AMP Camp 4 consisted of talks and hands-on tutorials at the 2014 O’Reilly Strata Conference in Santa Clara, CA on February 11, 2014.
AMP Camp 4 included two parts:
- Part 1 – Talks: Faster and Smarter Big Data Analysis with BlinkDB, MLlib, GraphX and Tachyon: New components of the Berkeley Data Analytics Stack (BDAS) (Morning session)
- Part 2 – Tutorials: Hands-on training with the newest BDAS components: Learn BlinkDB, GraphX, Tachyon, MLlib, Spark, Spark Streaming, and Shark (Afternoon Session)
The first of the two-part big data analysis training series, presented three new cutting edge components of the Berkeley Data Analytics Stack (BDAS), and provided a brief introduction to the stack as a whole. We started by covering Spark, Spark Streaming, and Shark. Then took a dive into four newly released components of BDAS. We discussed BlinkDB, MLlib, GraphX, and Tachyon.
- Introduction to BDAS stack – Ion Stoica, UC Berkeley –
- Introduction to Spark – Patrick Wendell, Databricks –
- Tachyon – Ali Ghodsi, UC Berkeley –
- GraphX – Joseph Gonzales, UC Berkeley –
- BlinkDB – Sameer Agarwal, UC Berkeley –
- MLlib – Evan Sparks, UC Berkeley –
For the second part of camp, we provided hands-on training for BlinkDB, MLlib, GraphX, Tachyon, Spark, and Shark.

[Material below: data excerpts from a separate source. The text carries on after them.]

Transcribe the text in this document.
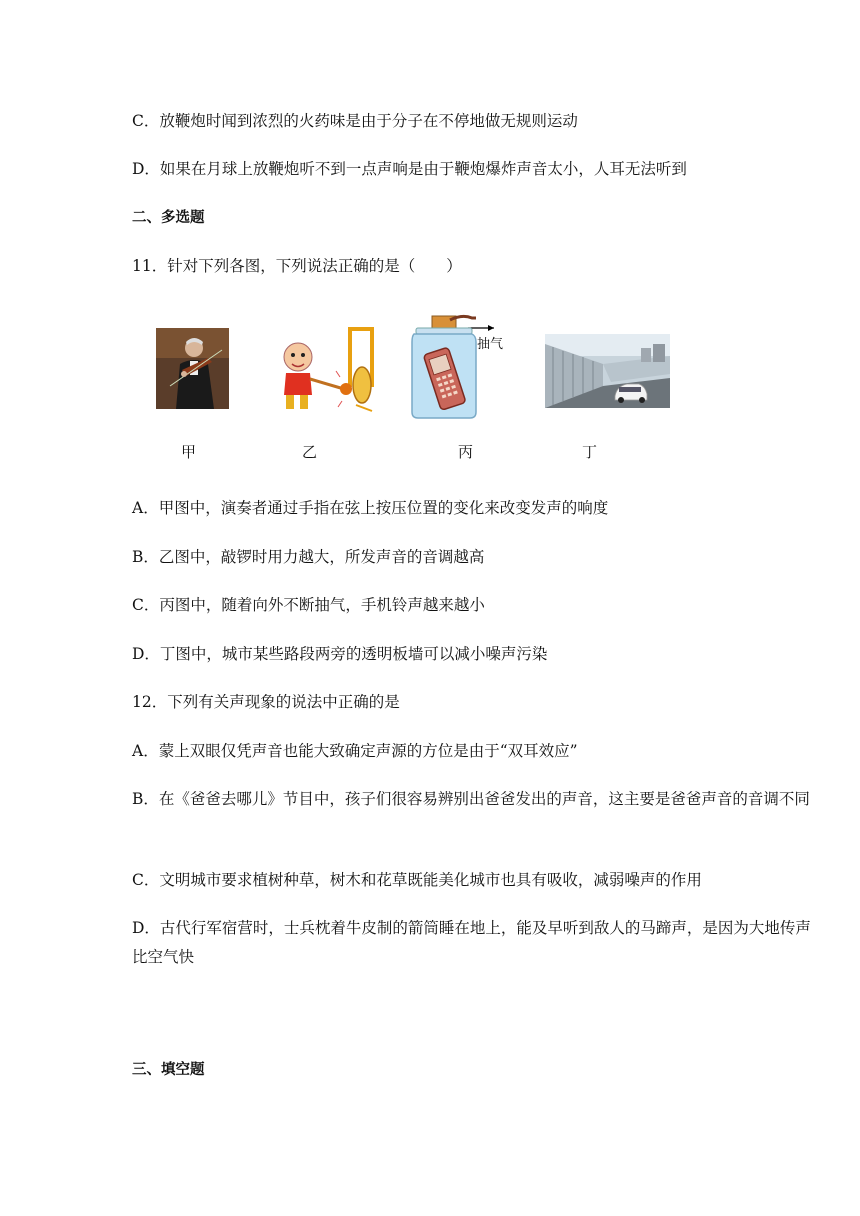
C．放鞭炮时闻到浓烈的火药味是由于分子在不停地做无规则运动
D．如果在月球上放鞭炮听不到一点声响是由于鞭炮爆炸声音太小，人耳无法听到
二、多选题
11．针对下列各图，下列说法正确的是（　　）
抽气
甲	乙	丙	丁
A．甲图中，演奏者通过手指在弦上按压位置的变化来改变发声的响度
B．乙图中，敲锣时用力越大，所发声音的音调越高
C．丙图中，随着向外不断抽气，手机铃声越来越小
D．丁图中，城市某些路段两旁的透明板墙可以减小噪声污染
12．下列有关声现象的说法中正确的是
A．蒙上双眼仅凭声音也能大致确定声源的方位是由于“双耳效应”
B．在《爸爸去哪儿》节目中，孩子们很容易辨别出爸爸发出的声音，这主要是爸爸声音的音调不同
C．文明城市要求植树种草，树木和花草既能美化城市也具有吸收，减弱噪声的作用
D．古代行军宿营时，士兵枕着牛皮制的箭筒睡在地上，能及早听到敌人的马蹄声，是因为大地传声比空气快
三、填空题
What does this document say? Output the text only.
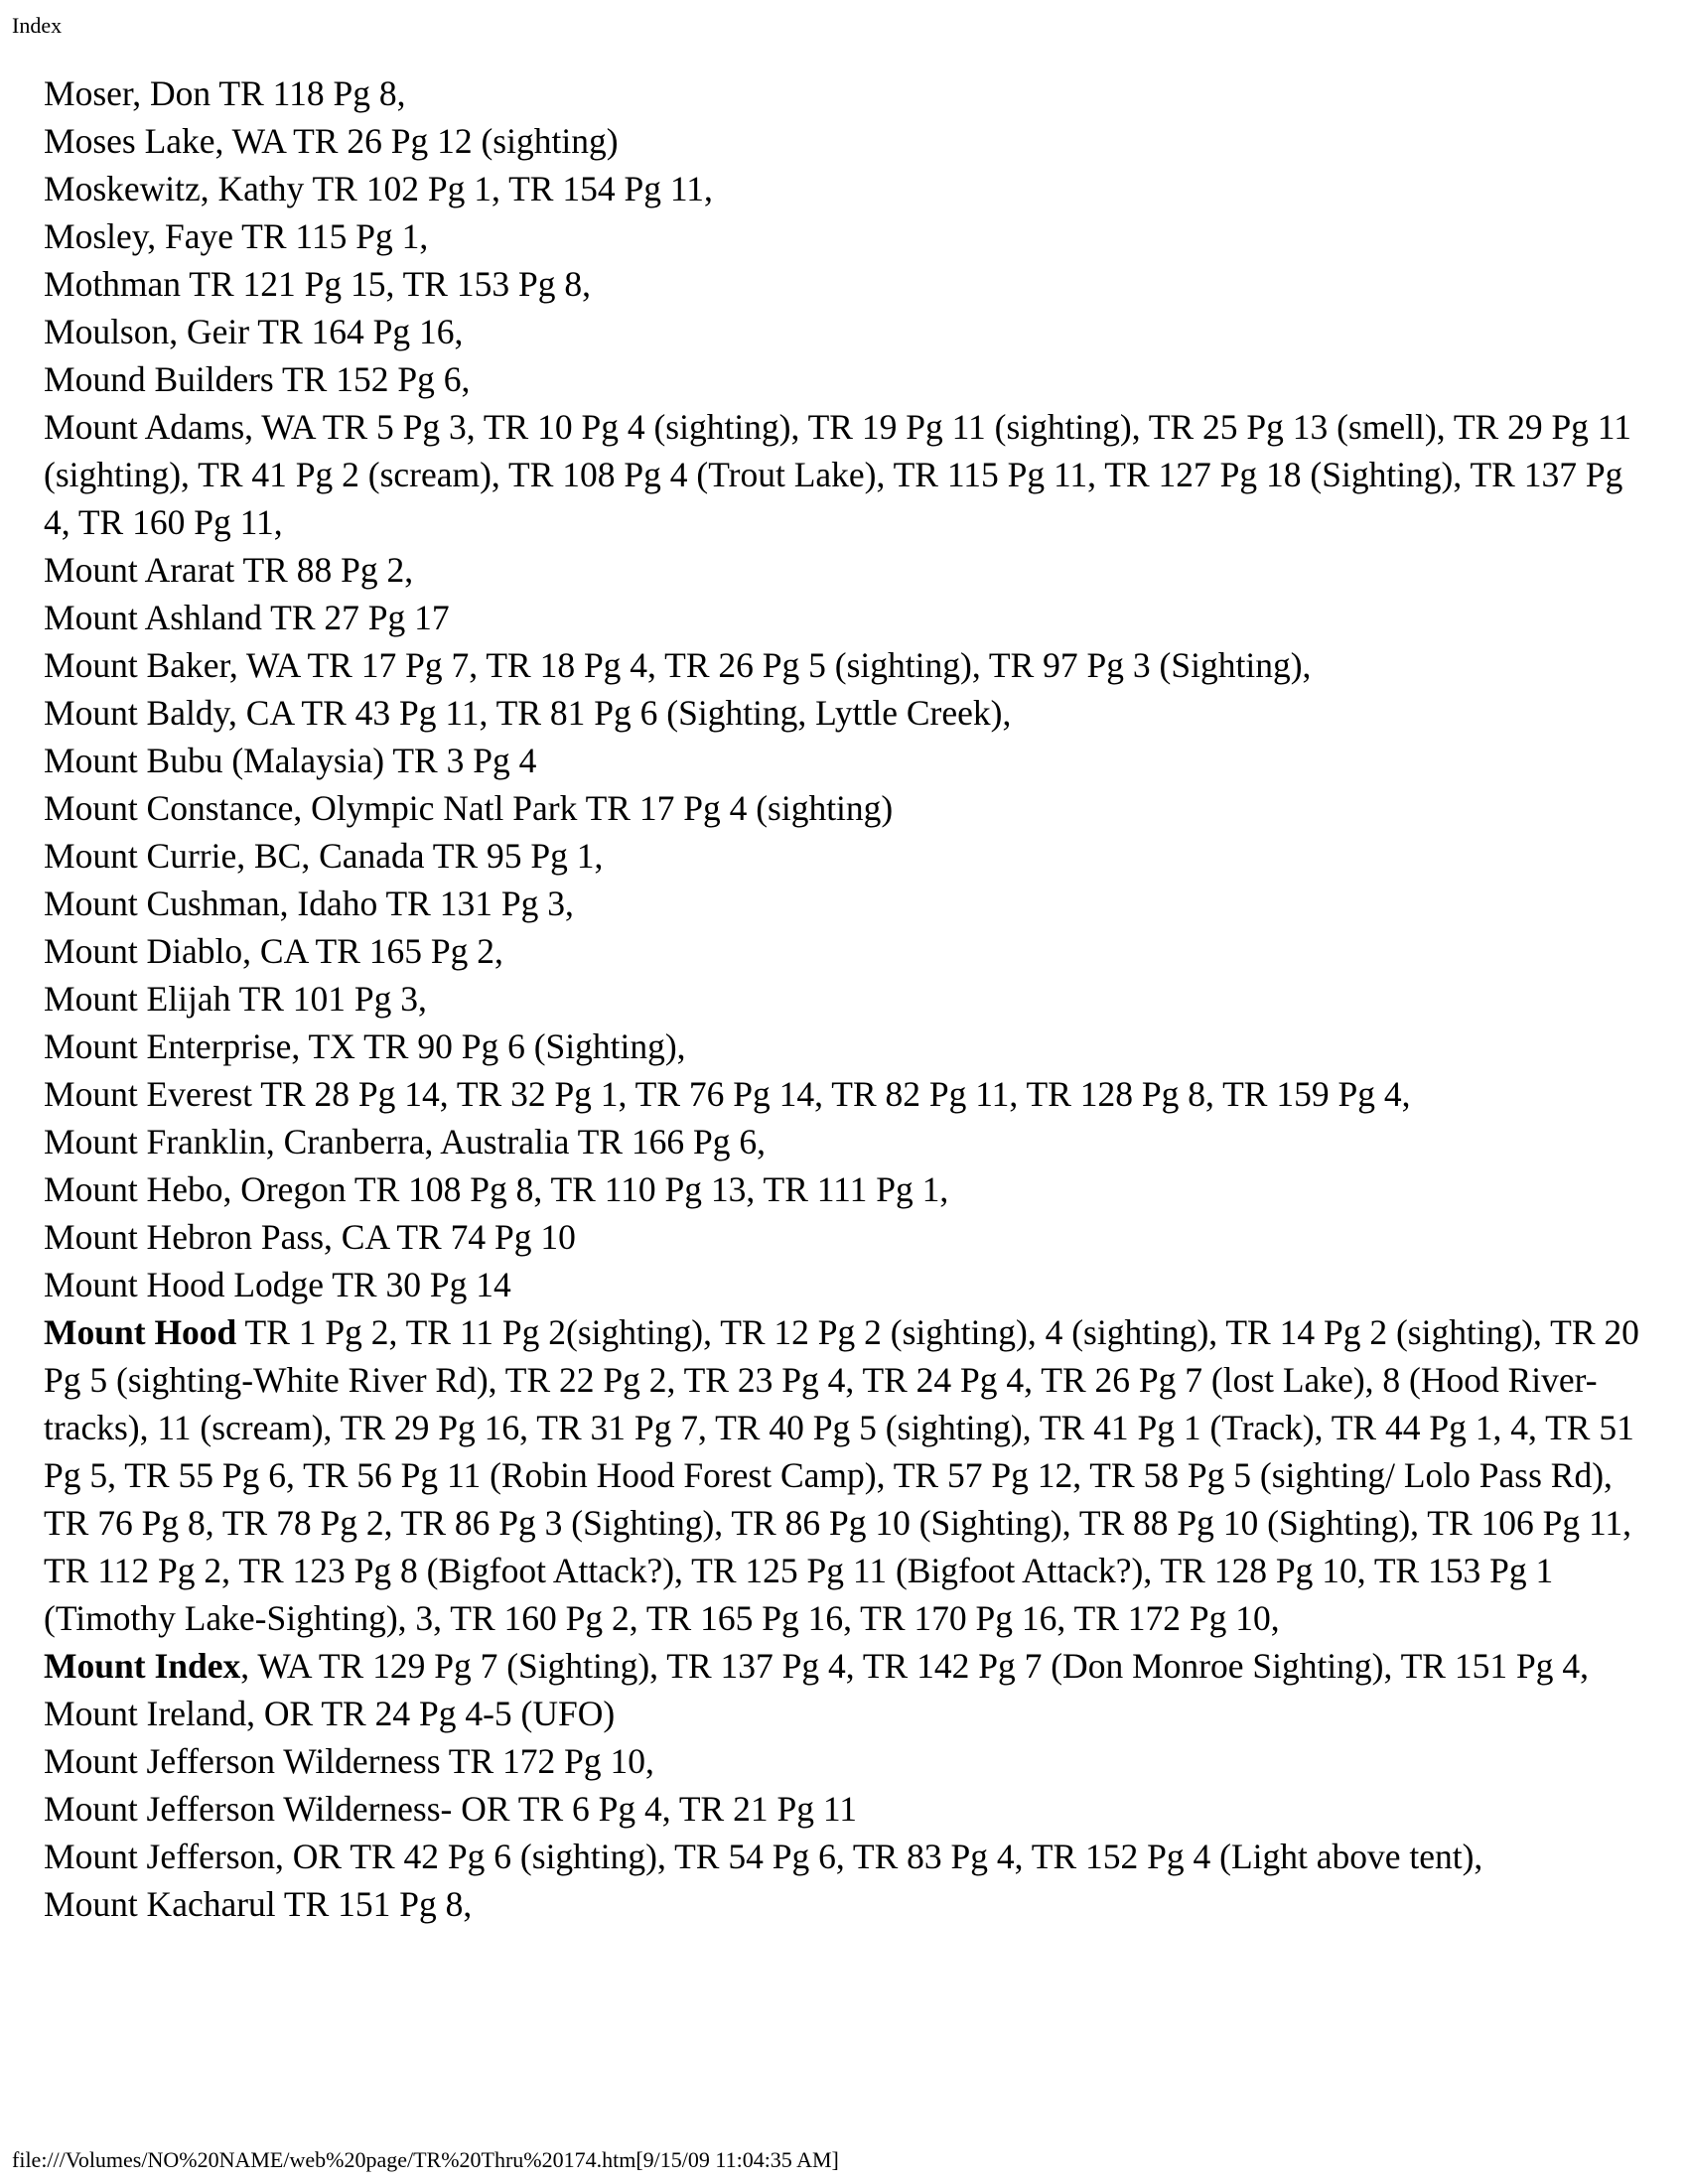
Index

Moser, Don TR 118 Pg 8,

Moses Lake, WA TR 26 Pg 12 (sighting)

Moskewitz, Kathy TR 102 Pg 1, TR 154 Pg 11,

Mosley, Faye TR 115 Pg 1,

Mothman TR 121 Pg 15, TR 153 Pg 8,

Moulson, Geir TR 164 Pg 16,

Mound Builders TR 152 Pg 6,

Mount Adams, WA TR 5 Pg 3, TR 10 Pg 4 (sighting), TR 19 Pg 11 (sighting), TR 25 Pg 13 (smell), TR 29 Pg 11 (sighting), TR 41 Pg 2 (scream), TR 108 Pg 4 (Trout Lake), TR 115 Pg 11, TR 127 Pg 18 (Sighting), TR 137 Pg 4, TR 160 Pg 11,

Mount Ararat TR 88 Pg 2,

Mount Ashland TR 27 Pg 17

Mount Baker, WA TR 17 Pg 7, TR 18 Pg 4, TR 26 Pg 5 (sighting), TR 97 Pg 3 (Sighting),

Mount Baldy, CA TR 43 Pg 11, TR 81 Pg 6 (Sighting, Lyttle Creek),

Mount Bubu (Malaysia) TR 3 Pg 4

Mount Constance, Olympic Natl Park TR 17 Pg 4 (sighting)

Mount Currie, BC, Canada TR 95 Pg 1,

Mount Cushman, Idaho TR 131 Pg 3,

Mount Diablo, CA TR 165 Pg 2,

Mount Elijah TR 101 Pg 3,

Mount Enterprise, TX TR 90 Pg 6 (Sighting),

Mount Everest TR 28 Pg 14, TR 32 Pg 1, TR 76 Pg 14, TR 82 Pg 11, TR 128 Pg 8, TR 159 Pg 4,

Mount Franklin, Cranberra, Australia TR 166 Pg 6,

Mount Hebo, Oregon TR 108 Pg 8, TR 110 Pg 13, TR 111 Pg 1,

Mount Hebron Pass, CA TR 74 Pg 10

Mount Hood Lodge TR 30 Pg 14

Mount Hood TR 1 Pg 2, TR 11 Pg 2(sighting), TR 12 Pg 2 (sighting), 4 (sighting), TR 14 Pg 2 (sighting), TR 20 Pg 5 (sighting-White River Rd), TR 22 Pg 2, TR 23 Pg 4, TR 24 Pg 4, TR 26 Pg 7 (lost Lake), 8 (Hood River- tracks), 11 (scream), TR 29 Pg 16, TR 31 Pg 7, TR 40 Pg 5 (sighting), TR 41 Pg 1 (Track), TR 44 Pg 1, 4, TR 51 Pg 5, TR 55 Pg 6, TR 56 Pg 11 (Robin Hood Forest Camp), TR 57 Pg 12, TR 58 Pg 5 (sighting/ Lolo Pass Rd), TR 76 Pg 8, TR 78 Pg 2, TR 86 Pg 3 (Sighting), TR 86 Pg 10 (Sighting), TR 88 Pg 10 (Sighting), TR 106 Pg 11, TR 112 Pg 2, TR 123 Pg 8 (Bigfoot Attack?), TR 125 Pg 11 (Bigfoot Attack?), TR 128 Pg 10, TR 153 Pg 1 (Timothy Lake-Sighting), 3, TR 160 Pg 2, TR 165 Pg 16, TR 170 Pg 16, TR 172 Pg 10,

Mount Index, WA TR 129 Pg 7 (Sighting), TR 137 Pg 4, TR 142 Pg 7 (Don Monroe Sighting), TR 151 Pg 4,

Mount Ireland, OR TR 24 Pg 4-5 (UFO)

Mount Jefferson Wilderness TR 172 Pg 10,

Mount Jefferson Wilderness- OR TR 6 Pg 4, TR 21 Pg 11

Mount Jefferson, OR TR 42 Pg 6 (sighting), TR 54 Pg 6, TR 83 Pg 4, TR 152 Pg 4 (Light above tent),

Mount Kacharul TR 151 Pg 8,

file:///Volumes/NO%20NAME/web%20page/TR%20Thru%20174.htm[9/15/09 11:04:35 AM]
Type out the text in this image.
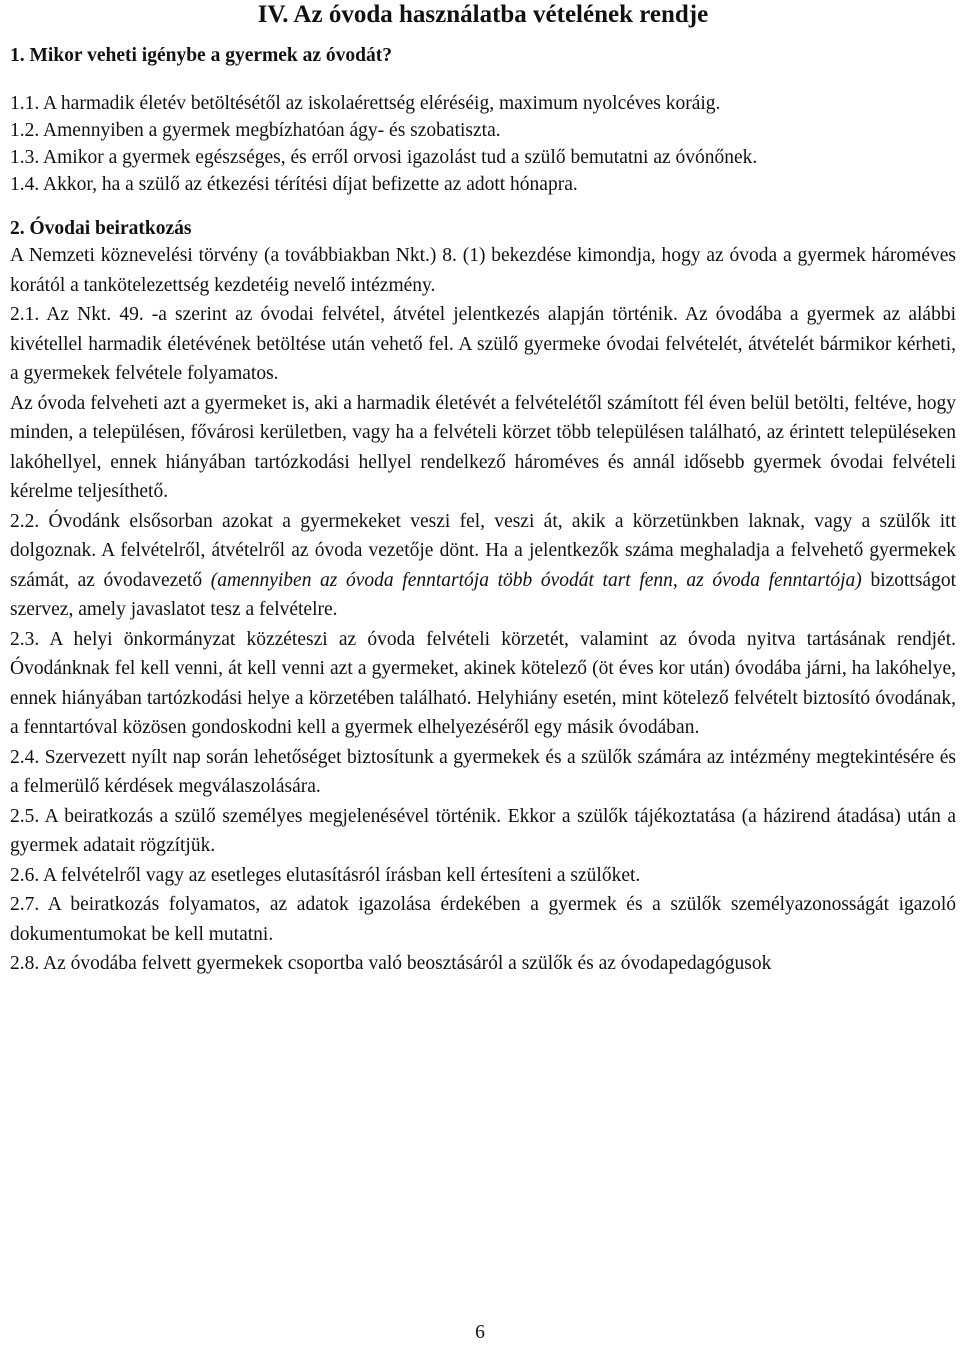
IV. Az óvoda használatba vételének rendje
1. Mikor veheti igénybe a gyermek az óvodát?
1.1. A harmadik életév betöltésétől az iskolaérettség eléréséig, maximum nyolcéves koráig.
1.2. Amennyiben a gyermek megbízhatóan ágy- és szobatiszta.
1.3. Amikor a gyermek egészséges, és erről orvosi igazolást tud a szülő bemutatni az óvónőnek.
1.4. Akkor, ha a szülő az étkezési térítési díjat befizette az adott hónapra.
2. Óvodai beiratkozás

A Nemzeti köznevelési törvény (a továbbiakban Nkt.) 8. (1) bekezdése kimondja, hogy az óvoda a gyermek hároméves korától a tankötelezettség kezdetéig nevelő intézmény.

2.1. Az Nkt. 49. -a szerint az óvodai felvétel, átvétel jelentkezés alapján történik. Az óvodába a gyermek az alábbi kivétellel harmadik életévének betöltése után vehető fel. A szülő gyermeke óvodai felvételét, átvételét bármikor kérheti, a gyermekek felvétele folyamatos.

Az óvoda felveheti azt a gyermeket is, aki a harmadik életévét a felvételétől számított fél éven belül betölti, feltéve, hogy minden, a településen, fővárosi kerületben, vagy ha a felvételi körzet több településen található, az érintett településeken lakóhellyel, ennek hiányában tartózkodási hellyel rendelkező hároméves és annál idősebb gyermek óvodai felvételi kérelme teljesíthető.

2.2. Óvodánk elsősorban azokat a gyermekeket veszi fel, veszi át, akik a körzetünkben laknak, vagy a szülők itt dolgoznak. A felvételről, átvételről az óvoda vezetője dönt. Ha a jelentkezők száma meghaladja a felvehető gyermekek számát, az óvodavezető (amennyiben az óvoda fenntartója több óvodát tart fenn, az óvoda fenntartója) bizottságot szervez, amely javaslatot tesz a felvételre.

2.3. A helyi önkormányzat közzéteszi az óvoda felvételi körzetét, valamint az óvoda nyitva tartásának rendjét. Óvodánknak fel kell venni, át kell venni azt a gyermeket, akinek kötelező (öt éves kor után) óvodába járni, ha lakóhelye, ennek hiányában tartózkodási helye a körzetében található. Helyhiány esetén, mint kötelező felvételt biztosító óvodának, a fenntartóval közösen gondoskodni kell a gyermek elhelyezéséről egy másik óvodában.

2.4. Szervezett nyílt nap során lehetőséget biztosítunk a gyermekek és a szülők számára az intézmény megtekintésére és a felmerülő kérdések megválaszolására.

2.5. A beiratkozás a szülő személyes megjelenésével történik. Ekkor a szülők tájékoztatása (a házirend átadása) után a gyermek adatait rögzítjük.

2.6. A felvételről vagy az esetleges elutasításról írásban kell értesíteni a szülőket.

2.7. A beiratkozás folyamatos, az adatok igazolása érdekében a gyermek és a szülők személyazonosságát igazoló dokumentumokat be kell mutatni.

2.8. Az óvodába felvett gyermekek csoportba való beosztásáról a szülők és az óvodapedagógusok

6
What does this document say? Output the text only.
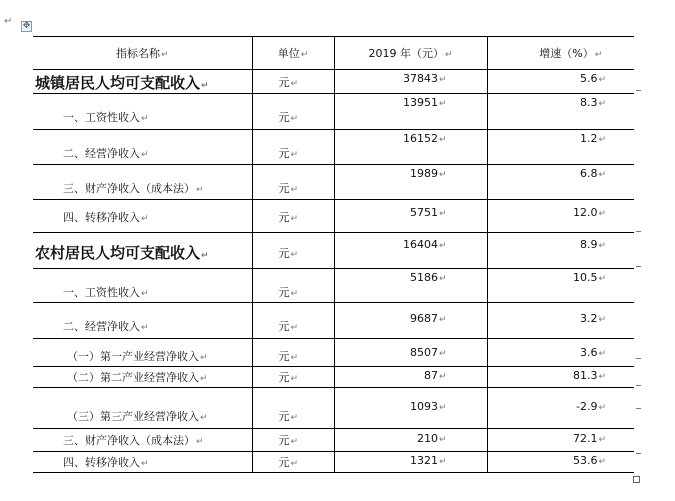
✥
↵
指标名称↵	单位↵	2019 年（元）↵	增速（%）↵
城镇居民人均可支配收入↵	元↵	37843↵	5.6↵
一、工资性收入↵	元↵	13951↵	8.3↵
二、经营净收入↵	元↵	16152↵	1.2↵
三、财产净收入（成本法）↵	元↵	1989↵	6.8↵
四、转移净收入↵	元↵	5751↵	12.0↵
农村居民人均可支配收入↵	元↵	16404↵	8.9↵
一、工资性收入↵	元↵	5186↵	10.5↵
二、经营净收入↵	元↵	9687↵	3.2↵
（一）第一产业经营净收入↵	元↵	8507↵	3.6↵
（二）第二产业经营净收入↵	元↵	87↵	81.3↵
（三）第三产业经营净收入↵	元↵	1093↵	-2.9↵
三、财产净收入（成本法）↵	元↵	210↵	72.1↵
四、转移净收入↵	元↵	1321↵	53.6↵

We provided each audience member access to an EC2 cluster pre-loaded with real-world datasets, and walked them through hands-on exercises analyzing the data using the aforementioned technologies.
Additionally, we learned to use more mature components of the stack including the Spark and Shark command line interfaces for ad-hoc analysis and Spark Streaming, the real-time component of Spark.